Scannon had bad breath and Edward backed off like a skittish horse. He made a mental note to ask his brother whether he had ever encouraged Scannon to call him by his Christian name. The Duke
was very choosy about the men he permitted to be so familiar and he doubted whether Scannon was one of them. He wore too much hair oil, for one thing, which the Duke abhorred and, for another,
Scannon was an open admirer of the Nazi Party and its leader. A few weeks earlier he had been in Berlin for the Olympic Games and met the Reichsführer and had apparently been bowled over by
him. He had attended a Nazi Party rally and thrilled to the sound of marching jackboots.

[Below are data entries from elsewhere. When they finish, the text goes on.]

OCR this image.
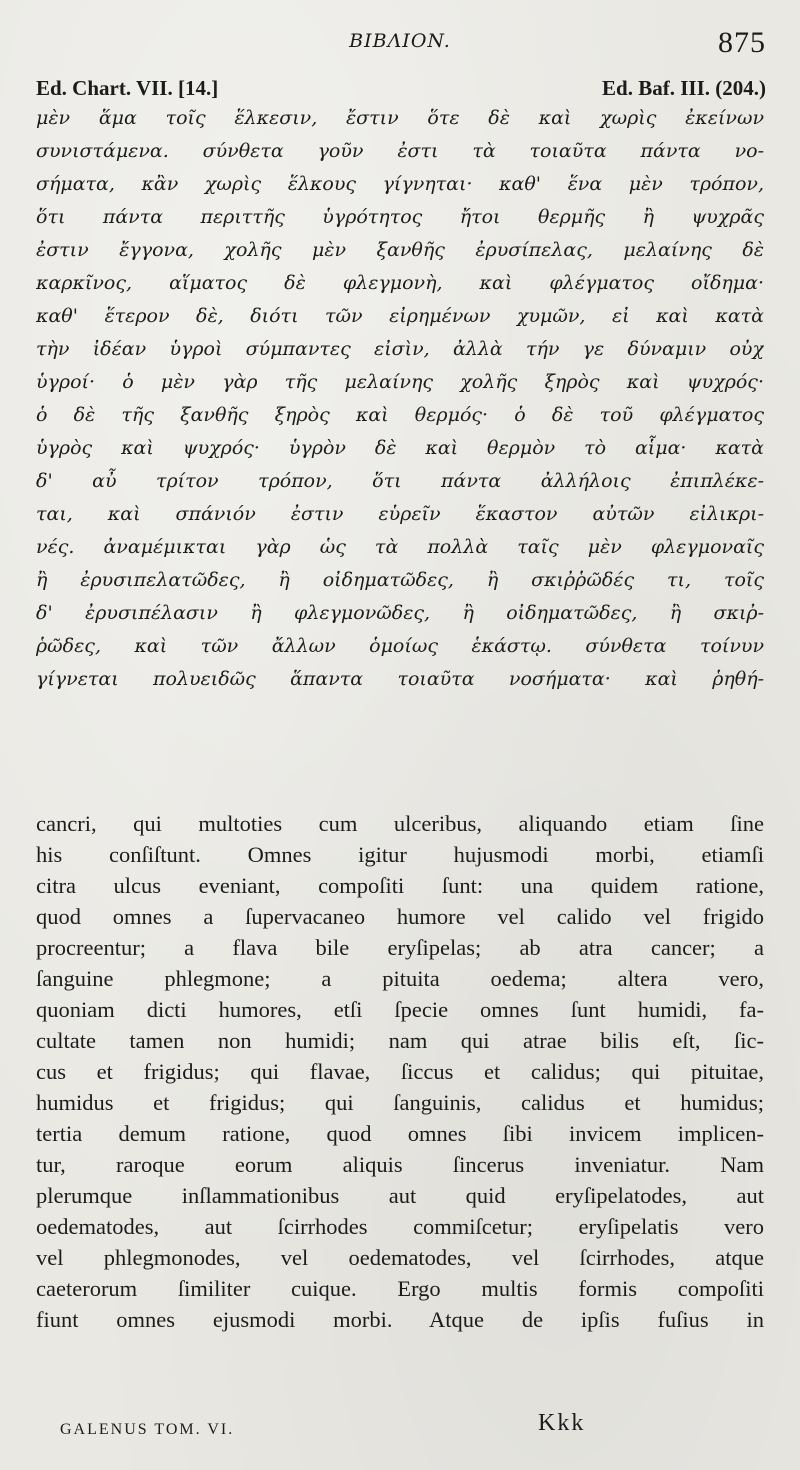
BIBΛION.	875
Ed. Chart. VII. [14.]	Ed. Baf. III. (204.)
μὲν ἅμα τοῖς ἕλκεσιν, ἔστιν ὅτε δὲ καὶ χωρὶς ἐκείνων
συνιστάμενα. σύνθετα γοῦν ἐστι τὰ τοιαῦτα πάντα νο-
σήματα, κἂν χωρὶς ἕλκους γίγνηται· καθ' ἕνα μὲν τρόπον,
ὅτι πάντα περιττῆς ὑγρότητος ἤτοι θερμῆς ἢ ψυχρᾶς
ἐστιν ἔγγονα, χολῆς μὲν ξανθῆς ἐρυσίπελας, μελαίνης δὲ
καρκῖνος, αἵματος δὲ φλεγμονὴ, καὶ φλέγματος οἴδημα·
καθ' ἕτερον δὲ, διότι τῶν εἰρημένων χυμῶν, εἰ καὶ κατὰ
τὴν ἰδέαν ὑγροὶ σύμπαντες εἰσὶν, ἀλλὰ τήν γε δύναμιν οὐχ
ὑγροί· ὁ μὲν γὰρ τῆς μελαίνης χολῆς ξηρὸς καὶ ψυχρός·
ὁ δὲ τῆς ξανθῆς ξηρὸς καὶ θερμός· ὁ δὲ τοῦ φλέγματος
ὑγρὸς καὶ ψυχρός· ὑγρὸν δὲ καὶ θερμὸν τὸ αἷμα· κατὰ
δ' αὖ τρίτον τρόπον, ὅτι πάντα ἀλλήλοις ἐπιπλέκε-
ται, καὶ σπάνιόν ἐστιν εὑρεῖν ἕκαστον αὐτῶν εἰλικρι-
νές. ἀναμέμικται γὰρ ὡς τὰ πολλὰ ταῖς μὲν φλεγμοναῖς
ἢ ἐρυσιπελατῶδες, ἢ οἰδηματῶδες, ἢ σκιῤῥῶδές τι, τοῖς
δ' ἐρυσιπέλασιν ἢ φλεγμονῶδες, ἢ οἰδηματῶδες, ἢ σκιῤ-
ῥῶδες, καὶ τῶν ἄλλων ὁμοίως ἑκάστῳ. σύνθετα τοίνυν
γίγνεται πολυειδῶς ἅπαντα τοιαῦτα νοσήματα· καὶ ῥηθή-
cancri, qui multoties cum ulceribus, aliquando etiam ſine
his conſiſtunt. Omnes igitur hujusmodi morbi, etiamſi
citra ulcus eveniant, compoſiti ſunt: una quidem ratione,
quod omnes a ſupervacaneo humore vel calido vel frigido
procreentur; a flava bile eryſipelas; ab atra cancer; a
ſanguine phlegmone; a pituita oedema; altera vero,
quoniam dicti humores, etſi ſpecie omnes ſunt humidi, fa-
cultate tamen non humidi; nam qui atrae bilis eſt, ſic-
cus et frigidus; qui flavae, ſiccus et calidus; qui pituitae,
humidus et frigidus; qui ſanguinis, calidus et humidus;
tertia demum ratione, quod omnes ſibi invicem implicen-
tur, raroque eorum aliquis ſincerus inveniatur. Nam
plerumque inſlammationibus aut quid eryſipelatodes, aut
oedematodes, aut ſcirrhodes commiſcetur; eryſipelatis vero
vel phlegmonodes, vel oedematodes, vel ſcirrhodes, atque
caeterorum ſimiliter cuique. Ergo multis formis compoſiti
fiunt omnes ejusmodi morbi. Atque de ipſis fuſius in
GALENUS TOM. VI.	Kkk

It mystified Edward what people saw in the man but he smiled bravely and muttered inanities.

Scannon was unmarried and, when Edward caught sight of a tall woman of exotic appearance standing by the fireplace smoking a cigarette from the longest cigarette holder he had ever seen, he
thought at first she must be attached in some way to him. Edward was impatient to be introduced to her but, whether to tease him or through an oversight, Blanche made no effort to do so. Instead,
he had to listen to Scannon going on and on about the Duke of Mersham and others of his relations until he felt he might have to wring his neck.

At last, Lord Weaver entered the drawing-room apologizing for not having been there when his guests arrived. ‘News just in from Spain, Edward,’ he said. ‘Government troops have
recaptured Maqueda, south of Madrid.’

‘Never mind that,’ Scannon said scornfully. ‘It’s only a matter of time before Madrid falls to General Franco.’

‘You hope so, Leo, do you?’

‘I do, Joe,’ Scannon said firmly. ‘It’s time this terrible civil war ended and order was restored – for the sake of the Spanish people as much as for the world at
large. I hear they have taken anarchists into the government. Anarchists! I ask you – how can one take seriously a government of anarchists! It’s a contradiction in terms.’

Edward bit back the retort which sprang to his lips and said urgently to Weaver, ‘Any news of Verity Browne?’